Walgren shows a 1999 article: they found no free propofol in the urine. Dr White indicates he did not search the subject
Walgren shows a 2002 article in which the levels found were much smaller. Objection, sustained. The judge asks Walgren to change the subject.
Flanagan redirect
Flanagan talks about 911 not being called for 20 minutes. Flanagan says mentions that it was a large house, fenced, gate closed that can only be opened by security, guards were just outside the kitchen, incident happens upstairs , there are no landlines. Flanagan asks would it be unreasonable to ask a person in the kitchen for help.
White says he would resuscitate the patient and ask the person in the kitchen, it sounds more reasonable than going to security.White says that CPR should be given within 1 to 2 minutes, and sustained for at least 3 minutes, before leaving the patient.
Flanagan asks what kind of CPR should be given. White says mouth to mouth and adds that an ambu bag would be better but mouth to mouth is a possibility.
Flanagan asks Dr. White what would be his assessment if the patient was not breathing and his eyes and mouth were open. White says he would assess the patient to see if they are alive as they are often a sign of death.
Flanagan asks if the patient was dead at 12:00PM, could anything be done. White says if the patient was dead, not keeping a chart would not have changed anything.

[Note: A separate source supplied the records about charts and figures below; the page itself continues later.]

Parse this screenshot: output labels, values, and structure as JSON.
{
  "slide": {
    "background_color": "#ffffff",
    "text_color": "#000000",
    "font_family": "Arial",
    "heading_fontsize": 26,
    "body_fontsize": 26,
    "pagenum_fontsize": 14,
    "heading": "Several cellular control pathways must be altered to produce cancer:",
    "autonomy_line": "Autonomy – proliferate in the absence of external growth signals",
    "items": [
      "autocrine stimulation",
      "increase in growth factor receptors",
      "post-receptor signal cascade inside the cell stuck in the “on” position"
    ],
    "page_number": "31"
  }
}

Flanagan asks White if he would suspect Propofol to have anything with the death. White says if the propofol was given at 10:40 and the patient was dead at 12:00 he wouldn’t suspect propofol.

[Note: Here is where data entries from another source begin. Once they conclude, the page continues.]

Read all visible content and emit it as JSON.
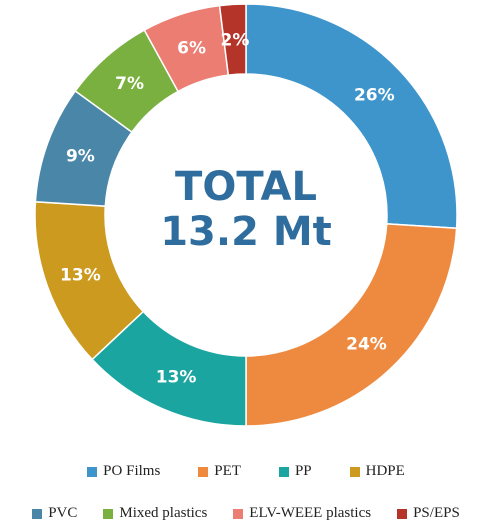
{
  "chart_data": {
    "type": "pie",
    "style": "donut",
    "center_text": [
      "TOTAL",
      "13.2 Mt"
    ],
    "categories": [
      "PO Films",
      "PET",
      "PP",
      "HDPE",
      "PVC",
      "Mixed plastics",
      "ELV-WEEE plastics",
      "PS/EPS"
    ],
    "values": [
      26,
      24,
      13,
      13,
      9,
      7,
      6,
      2
    ],
    "labels": [
      "26%",
      "24%",
      "13%",
      "13%",
      "9%",
      "7%",
      "6%",
      "2%"
    ],
    "colors": [
      "#3d95cc",
      "#ee8a3f",
      "#1aa5a0",
      "#cc9a1e",
      "#4a86a8",
      "#79b040",
      "#eb7d72",
      "#b5342a"
    ],
    "legend_position": "bottom"
  }
}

Flanagan asks after the EMT’s received the authorization to declare the patient dead if the further attempts was realistic and had a chance of saving the patient. White says no.
White says even if the ER doctors had known about propofol, it would not change the outcome.

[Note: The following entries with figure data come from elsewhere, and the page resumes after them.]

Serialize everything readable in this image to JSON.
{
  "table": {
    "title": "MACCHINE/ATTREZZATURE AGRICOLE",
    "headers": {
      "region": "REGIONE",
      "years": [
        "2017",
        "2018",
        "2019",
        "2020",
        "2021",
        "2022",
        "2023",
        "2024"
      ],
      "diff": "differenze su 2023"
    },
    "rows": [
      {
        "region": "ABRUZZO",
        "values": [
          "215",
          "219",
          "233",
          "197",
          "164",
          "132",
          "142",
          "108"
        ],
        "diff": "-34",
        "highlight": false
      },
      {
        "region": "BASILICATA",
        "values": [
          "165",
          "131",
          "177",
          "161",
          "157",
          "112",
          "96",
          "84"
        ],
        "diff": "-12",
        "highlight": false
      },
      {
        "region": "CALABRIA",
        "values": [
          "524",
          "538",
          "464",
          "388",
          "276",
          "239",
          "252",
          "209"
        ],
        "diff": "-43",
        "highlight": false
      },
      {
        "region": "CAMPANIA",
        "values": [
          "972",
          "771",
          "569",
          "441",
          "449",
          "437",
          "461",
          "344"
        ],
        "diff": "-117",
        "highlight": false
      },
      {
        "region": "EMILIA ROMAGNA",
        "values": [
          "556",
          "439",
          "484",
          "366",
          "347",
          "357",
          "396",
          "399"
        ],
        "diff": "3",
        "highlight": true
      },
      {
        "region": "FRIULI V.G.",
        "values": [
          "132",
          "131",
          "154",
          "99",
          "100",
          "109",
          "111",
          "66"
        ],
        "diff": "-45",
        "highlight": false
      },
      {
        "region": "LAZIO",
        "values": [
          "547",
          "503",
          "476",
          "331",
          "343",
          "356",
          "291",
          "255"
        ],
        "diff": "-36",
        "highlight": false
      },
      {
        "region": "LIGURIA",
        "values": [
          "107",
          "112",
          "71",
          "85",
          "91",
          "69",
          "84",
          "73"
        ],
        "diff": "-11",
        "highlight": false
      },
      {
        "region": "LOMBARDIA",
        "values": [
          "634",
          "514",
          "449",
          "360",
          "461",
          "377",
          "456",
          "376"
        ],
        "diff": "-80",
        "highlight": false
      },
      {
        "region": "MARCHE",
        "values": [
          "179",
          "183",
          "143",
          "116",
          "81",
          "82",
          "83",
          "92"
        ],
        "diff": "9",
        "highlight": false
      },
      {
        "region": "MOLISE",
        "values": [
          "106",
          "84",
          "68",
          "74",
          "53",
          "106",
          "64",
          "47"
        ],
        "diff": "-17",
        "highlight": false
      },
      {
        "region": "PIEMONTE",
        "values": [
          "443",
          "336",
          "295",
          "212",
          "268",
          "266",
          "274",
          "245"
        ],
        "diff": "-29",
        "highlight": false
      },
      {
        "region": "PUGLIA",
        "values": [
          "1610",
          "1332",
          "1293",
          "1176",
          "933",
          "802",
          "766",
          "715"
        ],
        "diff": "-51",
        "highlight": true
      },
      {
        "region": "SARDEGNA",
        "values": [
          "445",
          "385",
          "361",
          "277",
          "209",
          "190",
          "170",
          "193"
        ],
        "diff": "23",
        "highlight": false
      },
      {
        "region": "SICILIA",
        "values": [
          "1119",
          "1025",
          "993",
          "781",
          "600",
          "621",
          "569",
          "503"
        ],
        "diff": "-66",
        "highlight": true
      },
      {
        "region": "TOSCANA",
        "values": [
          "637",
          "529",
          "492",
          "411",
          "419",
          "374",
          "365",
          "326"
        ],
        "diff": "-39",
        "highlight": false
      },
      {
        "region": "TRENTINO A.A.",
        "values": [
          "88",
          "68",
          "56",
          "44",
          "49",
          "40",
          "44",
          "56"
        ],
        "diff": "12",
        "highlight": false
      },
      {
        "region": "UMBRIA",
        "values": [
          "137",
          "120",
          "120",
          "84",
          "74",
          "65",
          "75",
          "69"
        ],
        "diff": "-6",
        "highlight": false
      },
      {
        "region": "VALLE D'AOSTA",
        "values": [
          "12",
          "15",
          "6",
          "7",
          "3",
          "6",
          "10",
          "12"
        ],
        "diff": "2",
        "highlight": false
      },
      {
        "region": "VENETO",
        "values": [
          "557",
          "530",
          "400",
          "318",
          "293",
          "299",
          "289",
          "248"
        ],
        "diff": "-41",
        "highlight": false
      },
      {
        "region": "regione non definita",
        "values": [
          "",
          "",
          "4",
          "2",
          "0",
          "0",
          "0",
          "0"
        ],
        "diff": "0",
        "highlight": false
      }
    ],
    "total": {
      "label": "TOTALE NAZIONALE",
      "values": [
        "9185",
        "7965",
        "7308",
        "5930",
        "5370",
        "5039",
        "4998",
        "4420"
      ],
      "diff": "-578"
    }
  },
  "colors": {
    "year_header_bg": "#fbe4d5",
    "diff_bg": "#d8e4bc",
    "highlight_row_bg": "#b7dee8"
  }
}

Flanagan and White talk about 25 mg Propofol bolus over 3 to 5 minutes. White says if it had any negative effects it would be apparent by the end of the bolus and there would have been no reason to suspect anything at a later time.
Flanagan asks about concelling the IV tube and White says it’s easier to conceal an IV tube than an IV bag but if the IV tube was in a pocket there would be liquid in the pocket.
Flanagan mentions that at preliminary hearing 2 witnesses indicated the possibility of oral consumption of propofol.
Flanagan asks if Walgren has contacted Dr. White. White says Walgren called him and they talked. White said that he was contacted by the defense. Walgren asked him if he was paid and White said he was. White says this is his only source of income.